Éric Girard, député de Lac-Saint-Jean

Une pétition pour favoriser le don d’organes

Avec l’aide d’Éric Girard, le député de Lac-Saint-Jean, Fabrice Tremblay, un résidant de Lamarche qui a reçu une greffe de rein, a déposé une pétition sur le site de l’Assemblée nationale pour instaurer le don d’organes présumé. Le but : augmenter le nombre de dons d’organes au Québec pour sauver des vies.

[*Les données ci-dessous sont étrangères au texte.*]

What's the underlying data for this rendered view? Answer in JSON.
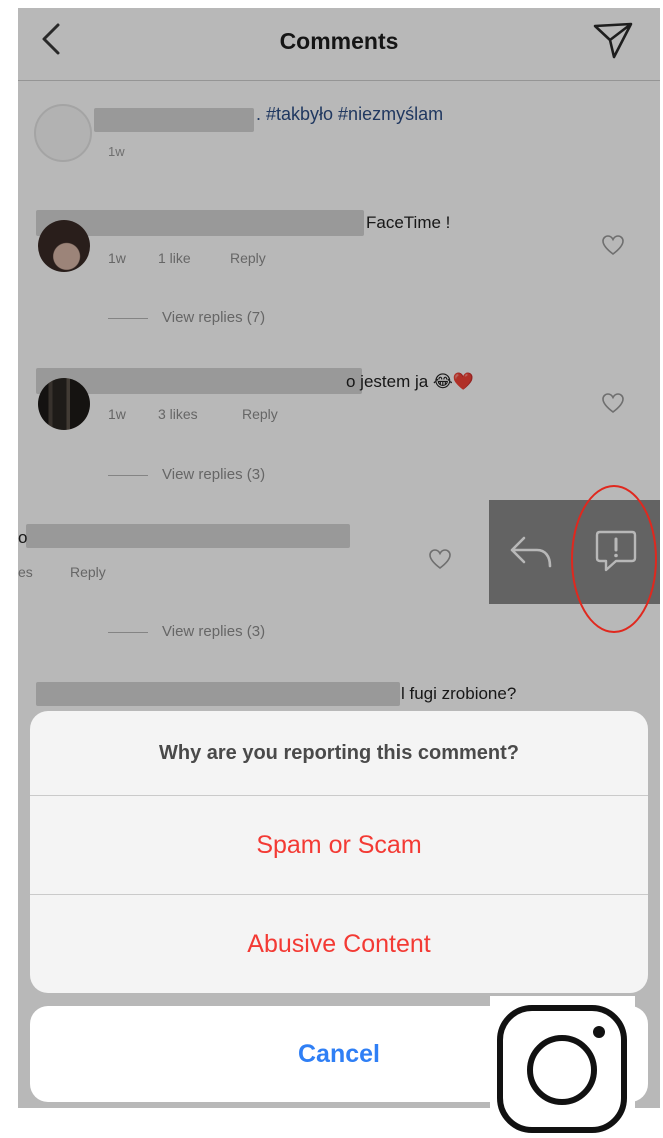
{
  "header": {
    "title": "Comments",
    "back_icon": "chevron-left-icon",
    "share_icon": "paper-plane-icon"
  },
  "caption": {
    "text": ". #takbyło #niezmyślam",
    "time": "1w"
  },
  "comments": [
    {
      "text": "FaceTime !",
      "time": "1w",
      "likes": "1 like",
      "reply": "Reply",
      "view_replies": "View replies (7)"
    },
    {
      "text": "o jestem ja 😂❤️",
      "time": "1w",
      "likes": "3 likes",
      "reply": "Reply",
      "view_replies": "View replies (3)"
    },
    {
      "text": "o",
      "likes": "es",
      "reply": "Reply",
      "view_replies": "View replies (3)"
    },
    {
      "text": "l fugi zrobione?"
    }
  ],
  "swipe_actions": {
    "reply_icon": "reply-arrow-icon",
    "report_icon": "report-flag-icon"
  },
  "action_sheet": {
    "title": "Why are you reporting this comment?",
    "options": [
      "Spam or Scam",
      "Abusive Content"
    ],
    "cancel": "Cancel"
  },
  "colors": {
    "destructive": "#f33a34",
    "cancel": "#2f7ff5",
    "hashtag": "#2d4e86",
    "highlight": "#e0281e"
  }
}
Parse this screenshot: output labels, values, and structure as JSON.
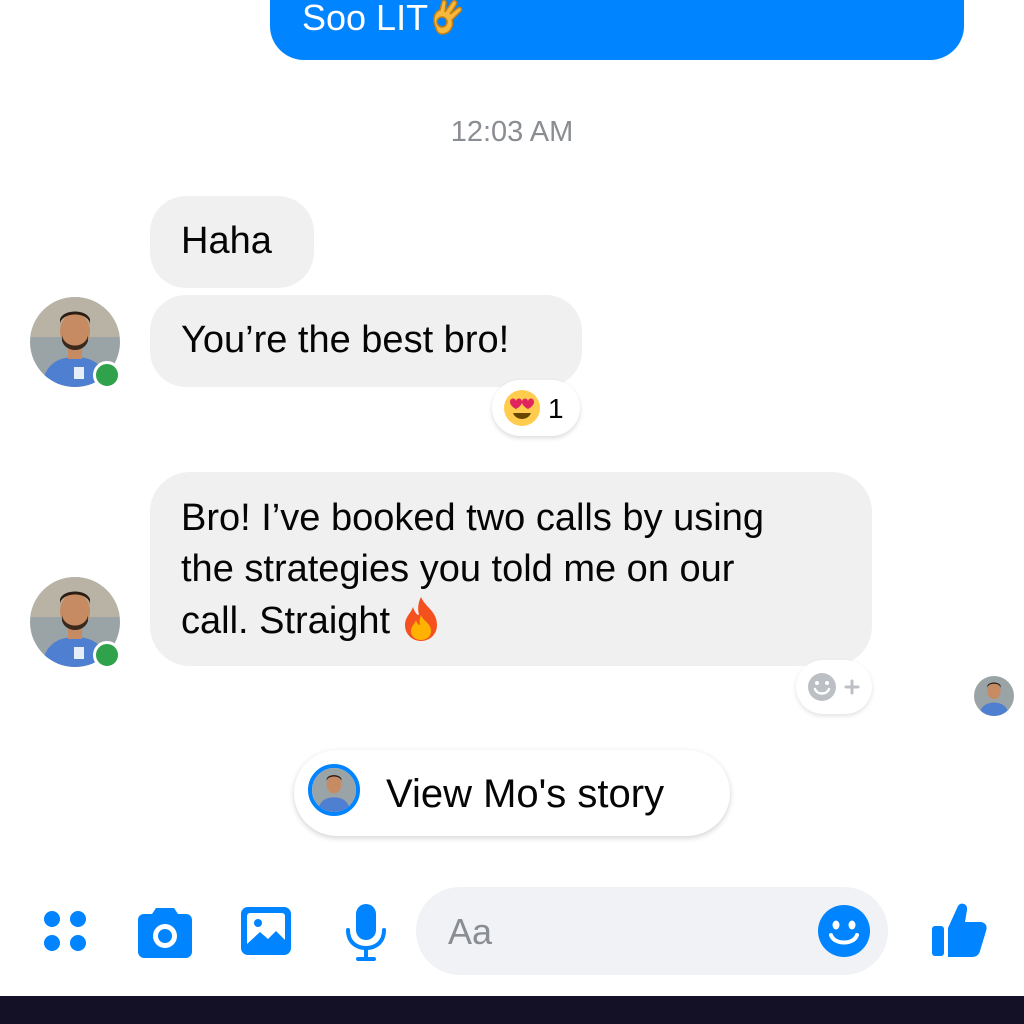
{
  "thread": {
    "outgoing": [
      {
        "text": "Soo LIT",
        "emoji": "ok-hand-emoji"
      }
    ],
    "timestamp": "12:03 AM",
    "incoming": [
      {
        "text": "Haha"
      },
      {
        "text": "You’re the best bro!",
        "reaction": {
          "emoji": "heart-eyes-emoji",
          "count": "1"
        }
      },
      {
        "lines": [
          "Bro! I’ve booked two calls by using",
          "the strategies you told me on our",
          "call. Straight"
        ],
        "emoji": "fire-emoji"
      }
    ],
    "add_reaction_icon": "add-reaction-icon",
    "seen_by": "contact-avatar"
  },
  "story": {
    "label": "View Mo's story"
  },
  "composer": {
    "placeholder": "Aa",
    "icons": [
      "grid-menu-icon",
      "camera-icon",
      "gallery-icon",
      "microphone-icon",
      "emoji-icon",
      "thumbs-up-icon"
    ]
  },
  "colors": {
    "accent": "#0084ff",
    "bubble_incoming": "#f0f0f0",
    "presence": "#31a24c",
    "timestamp": "#8a8d91",
    "bottom_strip": "#141026"
  }
}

Atteint d’une maladie de naissance dégénérative, Fabrice Tremblay a connu des problèmes de santé depuis sa tendre enfance. À peine âgé de 15 ans, sa fonction rénale était déjà critique. Heureusement, son père a pu lui faire don d’un de ses reins, lui sauvant la vie. « Ç’a changé ma vie du tout au tout, estime le Lamarchois de 38 ans. Sans ce don, je serais mort à 16 ou 17 ans. »

Malgré des rendez-vous réguliers à l’hôpital, l’homme mène une vie normale depuis 23 ans. Jadis employé municipal, il vient de compléter une attestation d’études collégiales en logistique et transport au Cégep de Chicoutimi. Il rêve maintenant de créer sa propre PME... si son foie tient bon, car l’espérance de vie d’un organe est estimée à 25 ans.

Au Québec, 805 personnes étaient en attente d’une greffe en 2018. Et même si 497 transplants ont été faits, 28 personnes en attente d’un organe sont décédées. Sans compter la souffrance des autres qui demeurent sur la liste d’attente.

Pour changer ces statistiques et sauver des vies, Fabrice Tremblay a voulu faire sa part.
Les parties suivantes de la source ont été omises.